Au‑delà du décor, loger en casa particular permet d’entrer en contact avec la réalité quotidienne des Camagüeyans. Les propriétaires, souvent francophones ou anglophones au moins basiques, sont une source précieuse d’informations sur la vie locale, les commerces de quartier, les événements culturels ou les adresses encore confidentielles. Ils pourront vous aider à réserver un taxi pour Santa Lucía, à trouver un guide pour une visite thématique ou à organiser une soirée à la Casa de la Trova. Sur le plan pratique, la plupart des casas proposent un petit‑déjeuner copieux et la possibilité de dîner sur place sur réservation, ce qui constitue un atout appréciable dans un contexte où l’offre de restauration peut varier d’un jour à l’autre.

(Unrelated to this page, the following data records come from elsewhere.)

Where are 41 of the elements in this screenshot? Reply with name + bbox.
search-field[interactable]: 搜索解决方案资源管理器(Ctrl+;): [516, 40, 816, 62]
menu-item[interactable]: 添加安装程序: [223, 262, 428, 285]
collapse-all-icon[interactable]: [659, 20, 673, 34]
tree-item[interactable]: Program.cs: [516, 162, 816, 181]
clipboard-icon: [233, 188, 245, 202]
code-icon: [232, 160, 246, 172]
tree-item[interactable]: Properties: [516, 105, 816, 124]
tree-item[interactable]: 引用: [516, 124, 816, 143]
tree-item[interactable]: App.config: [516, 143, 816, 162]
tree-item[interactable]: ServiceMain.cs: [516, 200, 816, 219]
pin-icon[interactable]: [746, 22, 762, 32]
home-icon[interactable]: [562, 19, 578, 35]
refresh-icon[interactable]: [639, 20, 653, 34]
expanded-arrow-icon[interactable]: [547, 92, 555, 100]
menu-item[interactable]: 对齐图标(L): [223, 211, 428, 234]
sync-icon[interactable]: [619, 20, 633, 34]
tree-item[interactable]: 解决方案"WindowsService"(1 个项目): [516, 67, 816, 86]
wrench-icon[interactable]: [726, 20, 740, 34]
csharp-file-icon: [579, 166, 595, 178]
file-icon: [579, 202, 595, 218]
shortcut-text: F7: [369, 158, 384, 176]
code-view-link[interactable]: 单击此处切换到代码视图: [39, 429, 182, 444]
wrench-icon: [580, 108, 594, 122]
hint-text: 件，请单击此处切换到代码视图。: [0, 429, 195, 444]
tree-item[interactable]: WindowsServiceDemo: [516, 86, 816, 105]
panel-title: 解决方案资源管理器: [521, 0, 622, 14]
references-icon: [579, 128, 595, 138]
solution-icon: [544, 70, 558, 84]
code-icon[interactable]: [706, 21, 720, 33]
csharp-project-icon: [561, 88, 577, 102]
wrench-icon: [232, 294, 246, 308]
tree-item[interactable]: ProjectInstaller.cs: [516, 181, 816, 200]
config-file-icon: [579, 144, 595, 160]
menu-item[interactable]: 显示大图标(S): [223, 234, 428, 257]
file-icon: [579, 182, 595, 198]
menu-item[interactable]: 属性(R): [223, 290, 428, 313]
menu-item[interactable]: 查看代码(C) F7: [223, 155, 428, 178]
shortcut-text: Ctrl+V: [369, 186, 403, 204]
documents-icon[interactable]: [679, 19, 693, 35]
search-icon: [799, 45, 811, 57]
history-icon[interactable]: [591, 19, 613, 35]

Lors du choix de votre hébergement, privilégiez les casas situées à proximité des places principales (San Juan de Dios, Agramonte, Carmen, Soledad) afin de pouvoir tout faire à pied en soirée, et vérifiez les avis récents portant sur la propreté, la pression de l’eau et le confort des matelas, critères importants après une journée de marche dans la chaleur tropicale. Gardez en tête que, même restaurées, ces maisons restent des bâtiments historiques : ne vous attendez pas à l’isolation phonique d’un hôtel récent. En échange, vous bénéficierez d’un cadre de vie unique, qui fait pleinement partie de l’expérience Camagüey et justifie amplement d’y consacrer une véritable étape dans votre circuit cubain.